The Circle Way has powerful potential for helping us navigate life’s changes, challenges and celebrations. Below is the deeply personal story of how circle helped Marjeta Novak mark and process her divorce with her husband and their community of friends.
Divorce Circle Ceremony
Community has always been called in to support people in life transitions - such as marriage, death, childbirth. When divorce happens, we lack communal ways to mark the ending of a couple; even though the breakup affects a much larger ecosystem than the two persons separating - family, friends, colleagues etc. As my own story shows, circle can be a powerful ally in the individual and communal grieving process that accompanies divorce.
My divorce was initialised by my husband of 16 years, and came as a total surprise to me. Knowing it was also a shock to the many communities and circles we had been part of, I suggested we hold a closing ceremony, and invite our friends to grieve and celebrate together. Stories as to why did this breakup happen would be circulating around anyway; wouldn’t it be better if our friends and family heard directly from us what happened, and how we would navigate the separation? My husband said yes, which I really appreciated.
As he was with one leg already in a new relationship, there was little ‘togetherness-time’ left.

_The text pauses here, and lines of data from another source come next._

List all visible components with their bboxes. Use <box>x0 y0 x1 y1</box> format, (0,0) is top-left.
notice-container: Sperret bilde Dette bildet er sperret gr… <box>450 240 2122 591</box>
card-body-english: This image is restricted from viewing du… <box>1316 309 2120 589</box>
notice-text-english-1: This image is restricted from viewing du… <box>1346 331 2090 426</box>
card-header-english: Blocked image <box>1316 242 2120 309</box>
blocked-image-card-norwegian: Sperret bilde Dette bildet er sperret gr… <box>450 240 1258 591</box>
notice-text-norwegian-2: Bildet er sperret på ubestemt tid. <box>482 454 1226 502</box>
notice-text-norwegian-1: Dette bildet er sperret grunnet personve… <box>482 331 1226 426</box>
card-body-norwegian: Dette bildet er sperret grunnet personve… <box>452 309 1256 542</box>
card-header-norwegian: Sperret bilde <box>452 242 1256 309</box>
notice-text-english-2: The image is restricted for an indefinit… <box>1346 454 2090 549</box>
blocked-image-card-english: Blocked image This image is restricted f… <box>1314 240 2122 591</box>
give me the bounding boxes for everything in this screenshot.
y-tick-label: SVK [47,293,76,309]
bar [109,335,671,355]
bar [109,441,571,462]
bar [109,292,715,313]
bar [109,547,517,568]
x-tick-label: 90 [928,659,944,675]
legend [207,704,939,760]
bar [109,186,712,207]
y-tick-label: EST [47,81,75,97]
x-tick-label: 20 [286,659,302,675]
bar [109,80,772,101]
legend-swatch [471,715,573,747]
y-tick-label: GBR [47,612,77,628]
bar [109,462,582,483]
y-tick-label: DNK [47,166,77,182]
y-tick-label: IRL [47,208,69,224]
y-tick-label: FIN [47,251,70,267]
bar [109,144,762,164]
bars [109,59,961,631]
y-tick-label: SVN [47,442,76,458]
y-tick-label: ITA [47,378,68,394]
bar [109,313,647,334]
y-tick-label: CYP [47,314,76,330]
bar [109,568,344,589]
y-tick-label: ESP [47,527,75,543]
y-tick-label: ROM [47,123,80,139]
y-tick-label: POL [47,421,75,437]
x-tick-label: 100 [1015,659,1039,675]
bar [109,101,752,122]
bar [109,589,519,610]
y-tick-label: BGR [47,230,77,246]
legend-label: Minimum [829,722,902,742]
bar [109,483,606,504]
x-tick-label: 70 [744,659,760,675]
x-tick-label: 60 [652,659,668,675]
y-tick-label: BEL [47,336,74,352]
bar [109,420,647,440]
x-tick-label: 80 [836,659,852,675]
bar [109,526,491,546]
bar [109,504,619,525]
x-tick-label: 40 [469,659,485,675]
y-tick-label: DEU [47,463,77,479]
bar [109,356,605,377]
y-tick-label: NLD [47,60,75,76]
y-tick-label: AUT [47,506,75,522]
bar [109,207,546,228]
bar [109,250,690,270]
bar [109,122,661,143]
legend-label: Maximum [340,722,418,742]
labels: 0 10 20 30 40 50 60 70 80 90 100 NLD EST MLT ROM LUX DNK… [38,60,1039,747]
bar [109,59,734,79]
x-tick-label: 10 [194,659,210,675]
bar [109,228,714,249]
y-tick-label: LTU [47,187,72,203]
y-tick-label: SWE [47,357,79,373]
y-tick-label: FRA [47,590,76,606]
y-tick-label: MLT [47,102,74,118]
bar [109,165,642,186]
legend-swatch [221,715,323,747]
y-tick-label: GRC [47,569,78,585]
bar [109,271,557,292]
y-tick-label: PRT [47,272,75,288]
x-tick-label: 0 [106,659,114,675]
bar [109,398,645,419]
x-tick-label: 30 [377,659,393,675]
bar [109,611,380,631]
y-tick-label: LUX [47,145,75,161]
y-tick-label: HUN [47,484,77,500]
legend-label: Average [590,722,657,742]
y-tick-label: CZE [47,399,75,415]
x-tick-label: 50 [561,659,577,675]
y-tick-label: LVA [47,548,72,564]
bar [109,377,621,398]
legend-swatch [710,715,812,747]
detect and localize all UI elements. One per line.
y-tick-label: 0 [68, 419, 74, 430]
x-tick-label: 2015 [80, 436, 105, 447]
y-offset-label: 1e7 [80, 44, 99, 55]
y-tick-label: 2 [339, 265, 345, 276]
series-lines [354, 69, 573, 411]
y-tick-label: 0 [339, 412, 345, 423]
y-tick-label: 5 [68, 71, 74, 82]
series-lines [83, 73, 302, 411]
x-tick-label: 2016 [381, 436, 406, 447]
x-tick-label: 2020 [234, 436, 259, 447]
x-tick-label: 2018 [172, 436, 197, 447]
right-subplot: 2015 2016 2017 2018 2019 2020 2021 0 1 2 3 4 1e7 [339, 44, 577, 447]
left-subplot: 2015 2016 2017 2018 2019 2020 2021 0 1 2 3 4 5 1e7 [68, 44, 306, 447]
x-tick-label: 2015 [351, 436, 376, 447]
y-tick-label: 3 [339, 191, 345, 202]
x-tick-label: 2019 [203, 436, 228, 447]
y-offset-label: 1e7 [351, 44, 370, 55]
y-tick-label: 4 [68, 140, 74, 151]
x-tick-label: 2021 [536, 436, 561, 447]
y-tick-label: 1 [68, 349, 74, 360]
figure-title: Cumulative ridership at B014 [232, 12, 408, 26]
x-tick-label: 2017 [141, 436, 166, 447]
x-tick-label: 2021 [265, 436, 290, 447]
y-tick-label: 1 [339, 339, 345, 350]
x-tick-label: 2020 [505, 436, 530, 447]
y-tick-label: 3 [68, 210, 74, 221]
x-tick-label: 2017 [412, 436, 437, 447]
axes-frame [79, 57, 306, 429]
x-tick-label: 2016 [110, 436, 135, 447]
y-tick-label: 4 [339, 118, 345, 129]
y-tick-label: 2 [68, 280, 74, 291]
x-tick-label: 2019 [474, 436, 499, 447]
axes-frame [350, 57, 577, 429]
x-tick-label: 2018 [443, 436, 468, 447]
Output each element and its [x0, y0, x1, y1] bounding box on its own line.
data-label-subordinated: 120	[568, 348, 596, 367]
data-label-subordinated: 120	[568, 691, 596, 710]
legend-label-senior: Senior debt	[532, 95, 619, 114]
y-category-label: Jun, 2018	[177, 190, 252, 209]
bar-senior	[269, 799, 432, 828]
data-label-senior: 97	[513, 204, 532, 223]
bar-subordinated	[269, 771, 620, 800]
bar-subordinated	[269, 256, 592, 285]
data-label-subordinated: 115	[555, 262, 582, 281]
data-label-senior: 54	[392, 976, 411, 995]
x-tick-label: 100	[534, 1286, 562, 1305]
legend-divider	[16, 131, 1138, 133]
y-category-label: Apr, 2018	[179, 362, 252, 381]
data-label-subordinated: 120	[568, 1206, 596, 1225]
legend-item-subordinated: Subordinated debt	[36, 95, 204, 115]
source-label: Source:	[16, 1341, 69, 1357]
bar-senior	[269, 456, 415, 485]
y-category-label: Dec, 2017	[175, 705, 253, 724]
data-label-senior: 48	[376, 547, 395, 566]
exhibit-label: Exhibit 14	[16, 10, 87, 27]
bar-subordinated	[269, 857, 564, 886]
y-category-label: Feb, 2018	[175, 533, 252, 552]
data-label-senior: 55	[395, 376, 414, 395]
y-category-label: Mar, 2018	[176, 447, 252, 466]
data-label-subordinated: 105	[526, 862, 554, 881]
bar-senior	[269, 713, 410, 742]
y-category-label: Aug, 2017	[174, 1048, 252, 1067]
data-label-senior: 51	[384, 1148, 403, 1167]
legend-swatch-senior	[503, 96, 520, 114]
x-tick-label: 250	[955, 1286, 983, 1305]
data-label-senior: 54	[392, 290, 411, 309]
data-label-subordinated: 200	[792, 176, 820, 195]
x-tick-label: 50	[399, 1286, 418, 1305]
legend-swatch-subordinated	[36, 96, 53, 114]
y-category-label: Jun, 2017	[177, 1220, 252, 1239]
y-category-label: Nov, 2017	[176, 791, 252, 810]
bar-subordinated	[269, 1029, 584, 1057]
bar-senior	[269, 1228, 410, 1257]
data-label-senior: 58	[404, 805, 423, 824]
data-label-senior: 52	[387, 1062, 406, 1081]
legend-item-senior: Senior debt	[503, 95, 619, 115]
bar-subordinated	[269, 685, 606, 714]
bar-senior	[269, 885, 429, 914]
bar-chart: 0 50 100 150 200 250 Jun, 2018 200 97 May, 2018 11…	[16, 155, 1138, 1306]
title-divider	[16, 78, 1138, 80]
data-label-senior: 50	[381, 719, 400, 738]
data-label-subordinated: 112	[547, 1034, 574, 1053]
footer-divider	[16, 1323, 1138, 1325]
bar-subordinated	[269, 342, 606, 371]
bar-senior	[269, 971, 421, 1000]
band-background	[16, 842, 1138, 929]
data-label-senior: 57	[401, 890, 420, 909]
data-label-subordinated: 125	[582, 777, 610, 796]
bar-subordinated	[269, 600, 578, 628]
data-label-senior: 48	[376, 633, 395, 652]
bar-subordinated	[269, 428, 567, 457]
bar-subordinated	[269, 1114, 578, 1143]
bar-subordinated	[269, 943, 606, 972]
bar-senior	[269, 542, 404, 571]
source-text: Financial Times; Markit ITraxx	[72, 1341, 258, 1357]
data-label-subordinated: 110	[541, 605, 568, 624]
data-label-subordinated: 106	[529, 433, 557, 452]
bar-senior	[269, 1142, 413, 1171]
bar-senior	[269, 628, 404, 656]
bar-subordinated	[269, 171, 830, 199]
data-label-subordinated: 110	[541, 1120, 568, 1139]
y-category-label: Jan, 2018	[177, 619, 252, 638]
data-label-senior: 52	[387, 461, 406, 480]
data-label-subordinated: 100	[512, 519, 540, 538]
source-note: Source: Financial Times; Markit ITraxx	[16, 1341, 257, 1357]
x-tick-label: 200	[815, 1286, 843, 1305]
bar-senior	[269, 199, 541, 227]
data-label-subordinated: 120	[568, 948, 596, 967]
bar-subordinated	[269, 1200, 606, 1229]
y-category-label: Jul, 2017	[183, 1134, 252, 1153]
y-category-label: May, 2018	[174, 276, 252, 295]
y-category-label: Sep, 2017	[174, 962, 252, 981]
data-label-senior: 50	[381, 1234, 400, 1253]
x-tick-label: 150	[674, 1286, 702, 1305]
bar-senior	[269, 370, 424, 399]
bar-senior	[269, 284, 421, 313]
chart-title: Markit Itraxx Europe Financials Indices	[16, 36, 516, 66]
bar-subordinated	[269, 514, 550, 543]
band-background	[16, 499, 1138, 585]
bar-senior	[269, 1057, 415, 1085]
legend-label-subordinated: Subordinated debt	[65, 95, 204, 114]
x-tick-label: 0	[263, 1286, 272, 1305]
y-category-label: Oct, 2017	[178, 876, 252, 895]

Therefore I proposed to host the circle within a few weeks; before he would fly off to his new life. Given that there was little time, I offered to host the circle. Circle has been my long-time personal and professional practice; in it, I always felt ‘at home’. I trusted I could host it also in that very difficult period of my life.
We picked the date, sent off the invitations, and started designing the ceremony. Most of the process design was done by me; yet I checked everything with my ex partner, who fully cooperated. We asked our friends to come with trust and goodwill - and with some food to share after the ceremony. The setting was the stone house near the Mediterranean Sea that we had just renovated. This was also the last time that beautiful house would host us and our friends.
Before anyone arrived, I prepared the circle space: the center; the cushions; the objects to be used in ceremony. I circled around the rim praying, drumming, singing, asking for help; knowing this was going to be the most challenging circle I had ever hosted.
When everybody gathered, we sat in circle. For the opening, my husband sang Sting’s Fragile, one of my favourite songs. In the check-in round, several participants expressed nervousness as they had never before been part of anything remotely similar. These were brave souls as many of our friends did not come, saying the news of our separation had been too shocking, too abrupt, and too painful. They were unable to ‘support’ this change.
After the check-in, my husband and I sat in the center of the circle, to express gratitude and appreciation to each other for the years spent together. In another round, we shared our regrets: what we wished we had done differently. Next to the two of us there was an empty cushion in the center. We then invited friends to come and join us by sitting on the empty cushion; one person at the time (if they wanted to). We made space for them to share anything they were moved to share, now that they probably see us for the last time together.
One by one, all of them joined us in the center; vulnerably expressing gratitude - and sadness - for how we touched their lives. ‘To me, you have not been two people - you have been one being until now. This circle helps me better grasp the new reality which all of us are confronting now,’ one of them said.
After that, the two of us made a symbolic gesture: we disentangled the hiking shoes of the same brand and model that we had been wearing for over ten years; and which started falling apart shortly before our breakup. Then we stood up, and expressed blessings for our future separate lives; ending with a hug.
We then all moved to another space - to a fire pit nearby. Everyone got small sheets of paper onto which they were invited to write either (1) whatever pains, fears, regrets, resentments, anger etc they were harbouring regarding our separation, or (2) whatever blessings they had for our individual futures. The pains were offered to the fire; and the gifts to us - together with many nourishing hugs.
Around the potluck dinner that followed, tears and laughter flowed in Life’s inexplicable dance of joy and pain.
Looking back, this circle ceremony did not end all the shock and pain in the abrupt change of my life, nor in the communities we were part of. However, it was an important communal truth-facing for all present.
With getting older, and with the challenging times we appear to be entering globally on this planet, finding ways to grieve major losses together is going to be an important skill and capacity that can help us stay sane and centered when everything falls apart. The Circle Way’s simple yet powerful form is an ally in marking such beautiful and painful transitions.
Marjeta Novak designs and hosts processes in which people dialogue with and from what truly matters to them, to create bolder and more life-affirming futures for organisations, communities and themselves. For the past 15 years, she has worked as a dialogue host, consultant and trainer; in a range of settings – from complex multi-stakeholder strategic dialogues to participatory confererences to personal visioning retreats. She sees Circle as the blueprint of everything she does – inviting people to connect as humans who care; beyond the roles, positions, interests and divides that mark the usual social space.